F1, polémica de Max Verstappen no Brasil: E se o feitiço se virar contra o feiticeiro?

Por a 25 Novembro 2021 15:27

Beber do próprio veneno ou tiro sair pela culatra! Como preferir! A defesa de Max Verstappen a Lewis Hamilton no Grande Prémio de São Paulo foi polémica e poderá ter deixado um legado que, eventualmente, poderá virar-se contra o piloto holandês na luta pelo título deste ano.

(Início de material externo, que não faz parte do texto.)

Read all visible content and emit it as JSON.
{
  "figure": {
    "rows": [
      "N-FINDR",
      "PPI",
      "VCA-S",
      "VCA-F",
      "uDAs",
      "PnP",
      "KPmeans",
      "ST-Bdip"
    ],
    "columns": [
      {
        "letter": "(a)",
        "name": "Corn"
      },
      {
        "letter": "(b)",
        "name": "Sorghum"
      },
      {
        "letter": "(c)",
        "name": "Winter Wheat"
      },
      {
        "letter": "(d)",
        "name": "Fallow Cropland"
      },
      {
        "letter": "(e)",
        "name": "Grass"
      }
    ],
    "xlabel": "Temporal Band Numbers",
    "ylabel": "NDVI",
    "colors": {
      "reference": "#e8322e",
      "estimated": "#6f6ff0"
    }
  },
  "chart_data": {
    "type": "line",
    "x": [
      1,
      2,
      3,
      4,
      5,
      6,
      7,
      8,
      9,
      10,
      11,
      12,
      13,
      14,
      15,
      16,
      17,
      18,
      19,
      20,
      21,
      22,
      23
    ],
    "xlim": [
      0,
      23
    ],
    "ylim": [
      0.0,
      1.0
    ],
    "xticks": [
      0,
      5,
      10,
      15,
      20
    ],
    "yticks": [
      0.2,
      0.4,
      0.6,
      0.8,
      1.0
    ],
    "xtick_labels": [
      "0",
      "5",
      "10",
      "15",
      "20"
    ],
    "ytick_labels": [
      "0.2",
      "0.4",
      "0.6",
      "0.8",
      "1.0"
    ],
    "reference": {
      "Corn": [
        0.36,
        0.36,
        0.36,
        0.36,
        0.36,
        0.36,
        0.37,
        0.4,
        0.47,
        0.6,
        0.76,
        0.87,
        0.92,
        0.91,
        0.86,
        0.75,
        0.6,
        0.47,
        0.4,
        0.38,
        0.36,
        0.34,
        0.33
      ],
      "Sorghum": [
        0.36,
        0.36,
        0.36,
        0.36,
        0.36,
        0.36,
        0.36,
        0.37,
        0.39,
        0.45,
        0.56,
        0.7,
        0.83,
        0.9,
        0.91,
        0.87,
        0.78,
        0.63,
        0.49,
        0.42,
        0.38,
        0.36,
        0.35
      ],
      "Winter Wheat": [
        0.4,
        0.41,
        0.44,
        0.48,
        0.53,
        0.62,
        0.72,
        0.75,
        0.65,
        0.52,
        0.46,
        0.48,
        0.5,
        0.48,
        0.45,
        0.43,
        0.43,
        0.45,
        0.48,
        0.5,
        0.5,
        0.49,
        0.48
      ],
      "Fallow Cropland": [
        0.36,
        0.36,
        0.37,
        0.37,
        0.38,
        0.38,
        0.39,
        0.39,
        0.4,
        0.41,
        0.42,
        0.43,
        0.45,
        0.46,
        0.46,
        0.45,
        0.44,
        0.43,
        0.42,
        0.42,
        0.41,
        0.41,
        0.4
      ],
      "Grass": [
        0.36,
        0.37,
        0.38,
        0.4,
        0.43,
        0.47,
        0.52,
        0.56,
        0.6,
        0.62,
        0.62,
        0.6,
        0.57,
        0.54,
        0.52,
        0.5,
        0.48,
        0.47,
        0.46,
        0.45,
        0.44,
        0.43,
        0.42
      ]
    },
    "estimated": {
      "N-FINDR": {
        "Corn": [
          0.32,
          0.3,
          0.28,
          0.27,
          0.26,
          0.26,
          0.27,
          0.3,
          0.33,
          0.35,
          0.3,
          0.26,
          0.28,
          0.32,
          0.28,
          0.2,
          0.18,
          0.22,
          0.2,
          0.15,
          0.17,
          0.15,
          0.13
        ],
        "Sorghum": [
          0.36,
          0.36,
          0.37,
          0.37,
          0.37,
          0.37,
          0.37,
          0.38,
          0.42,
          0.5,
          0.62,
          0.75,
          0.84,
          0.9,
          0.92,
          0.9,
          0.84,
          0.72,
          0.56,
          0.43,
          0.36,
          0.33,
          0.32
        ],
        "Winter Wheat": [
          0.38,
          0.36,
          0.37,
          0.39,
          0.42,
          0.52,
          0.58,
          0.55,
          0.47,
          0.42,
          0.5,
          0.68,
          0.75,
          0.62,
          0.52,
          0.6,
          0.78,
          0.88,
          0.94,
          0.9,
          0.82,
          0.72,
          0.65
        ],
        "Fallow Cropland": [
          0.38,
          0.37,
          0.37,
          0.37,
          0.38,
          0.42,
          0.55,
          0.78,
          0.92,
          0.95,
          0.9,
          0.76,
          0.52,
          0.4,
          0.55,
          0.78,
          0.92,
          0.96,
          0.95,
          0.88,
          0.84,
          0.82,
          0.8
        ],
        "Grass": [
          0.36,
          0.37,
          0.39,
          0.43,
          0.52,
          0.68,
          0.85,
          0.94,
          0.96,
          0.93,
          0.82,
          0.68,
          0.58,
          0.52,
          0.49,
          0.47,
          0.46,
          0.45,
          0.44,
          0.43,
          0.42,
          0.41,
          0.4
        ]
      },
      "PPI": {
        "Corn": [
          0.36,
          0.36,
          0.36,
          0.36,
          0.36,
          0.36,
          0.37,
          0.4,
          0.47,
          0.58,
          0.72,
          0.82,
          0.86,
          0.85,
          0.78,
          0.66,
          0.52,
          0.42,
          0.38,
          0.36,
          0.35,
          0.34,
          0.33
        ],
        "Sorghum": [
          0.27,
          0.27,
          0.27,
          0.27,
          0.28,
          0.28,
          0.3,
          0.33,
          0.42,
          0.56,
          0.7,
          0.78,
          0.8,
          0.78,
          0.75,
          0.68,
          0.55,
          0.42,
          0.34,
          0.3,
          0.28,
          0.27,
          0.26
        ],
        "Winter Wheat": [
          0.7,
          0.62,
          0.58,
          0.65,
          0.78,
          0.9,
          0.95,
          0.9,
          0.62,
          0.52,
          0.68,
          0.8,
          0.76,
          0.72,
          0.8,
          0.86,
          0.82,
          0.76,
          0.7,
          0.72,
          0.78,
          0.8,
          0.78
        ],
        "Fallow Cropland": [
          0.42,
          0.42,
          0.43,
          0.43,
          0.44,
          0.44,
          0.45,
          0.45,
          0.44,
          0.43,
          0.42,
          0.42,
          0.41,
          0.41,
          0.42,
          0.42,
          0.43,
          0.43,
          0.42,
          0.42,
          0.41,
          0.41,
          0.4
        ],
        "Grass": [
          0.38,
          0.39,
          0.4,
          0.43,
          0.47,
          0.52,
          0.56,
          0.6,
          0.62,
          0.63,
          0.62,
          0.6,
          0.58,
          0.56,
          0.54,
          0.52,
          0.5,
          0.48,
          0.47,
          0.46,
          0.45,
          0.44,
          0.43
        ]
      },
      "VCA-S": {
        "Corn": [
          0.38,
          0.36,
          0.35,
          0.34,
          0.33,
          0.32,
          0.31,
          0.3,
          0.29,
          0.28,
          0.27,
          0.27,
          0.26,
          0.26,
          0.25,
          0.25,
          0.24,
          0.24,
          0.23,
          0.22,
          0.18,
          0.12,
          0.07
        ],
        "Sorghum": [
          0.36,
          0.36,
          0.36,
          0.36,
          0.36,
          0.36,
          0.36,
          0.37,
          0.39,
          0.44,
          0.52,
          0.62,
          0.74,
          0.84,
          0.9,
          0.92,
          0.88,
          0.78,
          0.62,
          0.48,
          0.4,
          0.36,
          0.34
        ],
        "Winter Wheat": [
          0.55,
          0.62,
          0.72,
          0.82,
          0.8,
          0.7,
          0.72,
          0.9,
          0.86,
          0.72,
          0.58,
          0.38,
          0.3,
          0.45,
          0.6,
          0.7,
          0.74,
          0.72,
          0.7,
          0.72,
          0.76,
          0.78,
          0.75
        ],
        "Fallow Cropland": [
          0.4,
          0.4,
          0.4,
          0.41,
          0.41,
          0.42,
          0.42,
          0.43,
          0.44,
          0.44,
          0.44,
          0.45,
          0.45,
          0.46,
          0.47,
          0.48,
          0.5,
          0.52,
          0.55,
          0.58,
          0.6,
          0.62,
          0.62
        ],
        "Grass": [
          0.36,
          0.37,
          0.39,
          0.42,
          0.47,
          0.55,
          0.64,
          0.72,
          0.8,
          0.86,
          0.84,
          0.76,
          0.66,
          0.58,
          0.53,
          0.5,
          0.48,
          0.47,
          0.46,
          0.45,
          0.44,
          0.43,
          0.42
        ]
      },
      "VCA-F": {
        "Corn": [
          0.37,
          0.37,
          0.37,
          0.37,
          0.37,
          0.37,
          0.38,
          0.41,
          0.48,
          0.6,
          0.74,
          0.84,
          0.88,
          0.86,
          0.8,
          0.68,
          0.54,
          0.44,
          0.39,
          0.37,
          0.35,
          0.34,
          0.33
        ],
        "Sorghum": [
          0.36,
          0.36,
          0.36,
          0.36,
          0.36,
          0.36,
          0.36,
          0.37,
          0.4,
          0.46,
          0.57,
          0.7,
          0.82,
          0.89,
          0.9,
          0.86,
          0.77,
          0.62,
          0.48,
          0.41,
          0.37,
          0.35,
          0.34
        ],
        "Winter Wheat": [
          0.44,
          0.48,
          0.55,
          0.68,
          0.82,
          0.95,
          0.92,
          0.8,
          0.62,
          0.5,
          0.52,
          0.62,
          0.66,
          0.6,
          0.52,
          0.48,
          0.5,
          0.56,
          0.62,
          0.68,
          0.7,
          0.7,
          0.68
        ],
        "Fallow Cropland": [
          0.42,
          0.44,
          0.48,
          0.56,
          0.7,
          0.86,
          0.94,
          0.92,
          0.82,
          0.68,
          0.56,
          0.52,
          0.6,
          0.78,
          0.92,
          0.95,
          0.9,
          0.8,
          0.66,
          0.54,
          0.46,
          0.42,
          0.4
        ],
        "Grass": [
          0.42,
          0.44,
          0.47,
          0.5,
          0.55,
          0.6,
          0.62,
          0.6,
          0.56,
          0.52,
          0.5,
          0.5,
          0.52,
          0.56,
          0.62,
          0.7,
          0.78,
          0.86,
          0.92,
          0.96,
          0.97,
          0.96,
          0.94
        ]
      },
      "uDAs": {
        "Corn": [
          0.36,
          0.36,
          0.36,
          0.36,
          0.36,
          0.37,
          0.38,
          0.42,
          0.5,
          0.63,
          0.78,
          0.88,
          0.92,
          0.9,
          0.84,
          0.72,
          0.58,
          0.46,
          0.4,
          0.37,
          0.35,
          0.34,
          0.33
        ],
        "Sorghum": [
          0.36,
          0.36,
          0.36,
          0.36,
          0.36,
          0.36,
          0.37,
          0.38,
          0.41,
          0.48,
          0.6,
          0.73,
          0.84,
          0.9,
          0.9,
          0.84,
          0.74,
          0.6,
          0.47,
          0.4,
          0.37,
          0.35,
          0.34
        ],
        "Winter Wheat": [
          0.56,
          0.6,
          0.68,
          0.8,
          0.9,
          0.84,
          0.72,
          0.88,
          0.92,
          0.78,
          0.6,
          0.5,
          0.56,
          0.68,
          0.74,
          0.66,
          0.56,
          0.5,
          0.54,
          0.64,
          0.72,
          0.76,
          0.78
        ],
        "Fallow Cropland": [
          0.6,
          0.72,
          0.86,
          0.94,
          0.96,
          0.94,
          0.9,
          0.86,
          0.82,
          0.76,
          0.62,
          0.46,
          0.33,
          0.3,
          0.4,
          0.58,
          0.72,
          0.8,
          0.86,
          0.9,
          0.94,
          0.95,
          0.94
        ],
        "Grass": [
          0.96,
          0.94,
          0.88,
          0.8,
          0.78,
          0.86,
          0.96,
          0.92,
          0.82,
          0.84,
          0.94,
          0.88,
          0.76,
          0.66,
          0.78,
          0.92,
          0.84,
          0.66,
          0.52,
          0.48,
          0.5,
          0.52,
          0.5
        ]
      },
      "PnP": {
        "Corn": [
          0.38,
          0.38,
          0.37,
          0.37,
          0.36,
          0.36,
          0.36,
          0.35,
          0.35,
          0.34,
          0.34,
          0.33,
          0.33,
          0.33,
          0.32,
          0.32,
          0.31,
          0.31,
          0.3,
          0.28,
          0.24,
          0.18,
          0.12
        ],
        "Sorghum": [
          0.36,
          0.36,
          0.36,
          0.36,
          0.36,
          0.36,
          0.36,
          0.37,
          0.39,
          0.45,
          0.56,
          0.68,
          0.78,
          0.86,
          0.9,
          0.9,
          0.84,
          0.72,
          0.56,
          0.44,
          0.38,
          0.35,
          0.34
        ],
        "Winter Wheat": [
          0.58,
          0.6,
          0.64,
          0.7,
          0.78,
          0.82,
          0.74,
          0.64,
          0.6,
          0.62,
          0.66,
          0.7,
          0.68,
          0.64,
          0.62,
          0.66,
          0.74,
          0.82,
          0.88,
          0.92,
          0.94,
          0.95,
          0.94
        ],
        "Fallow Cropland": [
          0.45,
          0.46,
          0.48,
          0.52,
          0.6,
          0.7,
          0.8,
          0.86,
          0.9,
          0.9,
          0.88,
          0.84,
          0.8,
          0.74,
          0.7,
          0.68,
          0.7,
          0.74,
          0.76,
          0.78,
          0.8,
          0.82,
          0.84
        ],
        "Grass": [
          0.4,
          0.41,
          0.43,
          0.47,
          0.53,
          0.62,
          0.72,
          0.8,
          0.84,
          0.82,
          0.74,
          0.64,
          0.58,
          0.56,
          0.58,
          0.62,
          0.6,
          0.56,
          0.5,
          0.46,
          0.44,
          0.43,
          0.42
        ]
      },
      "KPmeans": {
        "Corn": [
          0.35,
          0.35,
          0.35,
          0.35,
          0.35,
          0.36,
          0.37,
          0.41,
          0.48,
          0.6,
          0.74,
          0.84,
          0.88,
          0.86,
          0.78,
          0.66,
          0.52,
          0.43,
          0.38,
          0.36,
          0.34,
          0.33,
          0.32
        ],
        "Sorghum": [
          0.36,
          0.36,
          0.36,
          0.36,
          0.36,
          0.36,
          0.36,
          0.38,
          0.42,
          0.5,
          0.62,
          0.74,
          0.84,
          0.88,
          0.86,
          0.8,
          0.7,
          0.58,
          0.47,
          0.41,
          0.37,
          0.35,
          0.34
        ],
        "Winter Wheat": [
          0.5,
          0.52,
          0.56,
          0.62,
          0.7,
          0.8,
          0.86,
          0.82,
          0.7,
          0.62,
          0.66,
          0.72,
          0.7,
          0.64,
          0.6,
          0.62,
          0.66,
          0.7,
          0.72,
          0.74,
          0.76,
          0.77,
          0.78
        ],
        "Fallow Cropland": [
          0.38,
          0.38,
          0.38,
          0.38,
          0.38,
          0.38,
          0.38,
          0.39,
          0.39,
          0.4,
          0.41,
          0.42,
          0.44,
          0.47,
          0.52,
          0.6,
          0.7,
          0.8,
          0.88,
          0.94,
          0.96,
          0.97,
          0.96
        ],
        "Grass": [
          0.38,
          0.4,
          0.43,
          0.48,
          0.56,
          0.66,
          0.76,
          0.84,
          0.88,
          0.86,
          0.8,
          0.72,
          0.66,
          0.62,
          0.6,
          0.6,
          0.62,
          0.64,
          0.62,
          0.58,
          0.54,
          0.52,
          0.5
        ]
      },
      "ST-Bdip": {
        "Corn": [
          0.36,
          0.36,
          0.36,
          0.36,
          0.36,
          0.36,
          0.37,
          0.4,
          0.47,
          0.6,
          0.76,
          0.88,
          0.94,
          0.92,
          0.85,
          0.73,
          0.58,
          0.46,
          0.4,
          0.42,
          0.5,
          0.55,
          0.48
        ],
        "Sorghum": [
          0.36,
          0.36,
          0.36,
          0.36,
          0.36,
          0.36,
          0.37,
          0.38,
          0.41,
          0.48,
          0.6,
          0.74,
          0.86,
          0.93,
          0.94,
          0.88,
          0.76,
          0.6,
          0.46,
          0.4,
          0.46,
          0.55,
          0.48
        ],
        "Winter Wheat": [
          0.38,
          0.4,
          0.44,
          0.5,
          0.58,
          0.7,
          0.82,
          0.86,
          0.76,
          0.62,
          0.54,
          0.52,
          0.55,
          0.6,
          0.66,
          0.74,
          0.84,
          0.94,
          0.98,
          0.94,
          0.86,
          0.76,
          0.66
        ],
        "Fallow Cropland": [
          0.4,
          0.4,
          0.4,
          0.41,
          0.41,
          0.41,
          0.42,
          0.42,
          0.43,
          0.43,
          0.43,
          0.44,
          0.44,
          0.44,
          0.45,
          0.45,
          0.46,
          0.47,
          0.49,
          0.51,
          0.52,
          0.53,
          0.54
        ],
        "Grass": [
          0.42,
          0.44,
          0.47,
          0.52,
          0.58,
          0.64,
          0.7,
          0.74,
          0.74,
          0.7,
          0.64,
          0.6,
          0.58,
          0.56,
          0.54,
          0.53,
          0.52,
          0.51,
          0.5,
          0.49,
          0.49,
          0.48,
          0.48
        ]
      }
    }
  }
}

A manobra é conhecida – na quadragésima oitava volta da prova brasileira, o heptacampeão mundial lançou um ataque à liderança do piloto da Red Bull na aproximação à Descida do Lago.

Por fora, Hamilton chegou a estar à frente de Verstappen mais de meio carro, mas este, com uma longa escapatória de asfalto pela frente, escolheu deixar a travagem para tão tarde, que passou para a frente do inglês, mas sem qualquer possibilidade de fazer a curva sem recorrer ao alcatrão para lá do corretor.

Hamilton, para evitar o contacto entre eles, alargou a sua trajetória e foi obrigado, também ele, a passar pela escapatória, não conseguindo concretizar a ultrapassagem que ambicionava.

Os comissários desportivos consideraram não ser necessário colocar o incidente em investigação, o holandês não foi penalizado e a dúvida instalou-se em todos os pilotos, talvez com a exceção do jovem da Red Bull.

A mensagem passada é que os limites da pista, na luta por posições são irrelevantes, dado que Verstappen recorreu à escapatória para defender a sua liderança.

No passado, mais concretamente no Grande Prémio da Áustria, Lando Norris e Sérgio Pérez, duas vezes, não deram espaço exterior quando foram atacados, tendo os seus adversários de passar pela escapatória – nesse caso de gravilha -e foram penalizados em cinco segundos em cada um dos incidentes.

Podemos ser levados a concluir que, a liberdade de que Verstappen gozou em Interlagos, só é dada quando os pilotos têm asfalto como zona de segurança…

Porém, é apenas na defesa de uma posição que isso se poderá fazer?

Fernando Alonso, no Grande Prémio dos Estados Unidos, ultrapassou António Giovinazzi, passando por uma escapatória, e foi obrigado a ceder a sua posição…

Qual é o motivo que leva a que se possa transgredir os limites da pista na defesa de uma posição e não se possa fazer o mesmo quando se ataca um adversário?

São questões que se levantam e que deixaram os pilotos num mar de dúvidas sem saber como agir no futuro.

“Temos de nos adaptar sempre a todas as situações, a cada decisão que os comissários tomam”, disse Leclerc, que acrescentou: “Assim que soube que não uma penalização para o Max (Verstappen) na Áustria (n.d.r.: quando ambos lutavam pela vitória em 2019), fui para Silverstone e mudei a minha pilotagem.

Por isso, acho que é um pouco o mesmo para cada piloto, vamos sempre tentar ir até aos limites do que nos é permitido fazer.

“E é isso que eu vou fazer se, no neste caso, este tipo coisas forem permitidas”.

Leclerc apontou que o sentido da decisão dos comissários no Grande Prémio de São Paulo é pouco relevante para ele, mas deseja clarificação: “Honestamente, não me importo. Mas o que quer que seja permitido, só quero que fique claro como piloto. É a única coisa que me importa.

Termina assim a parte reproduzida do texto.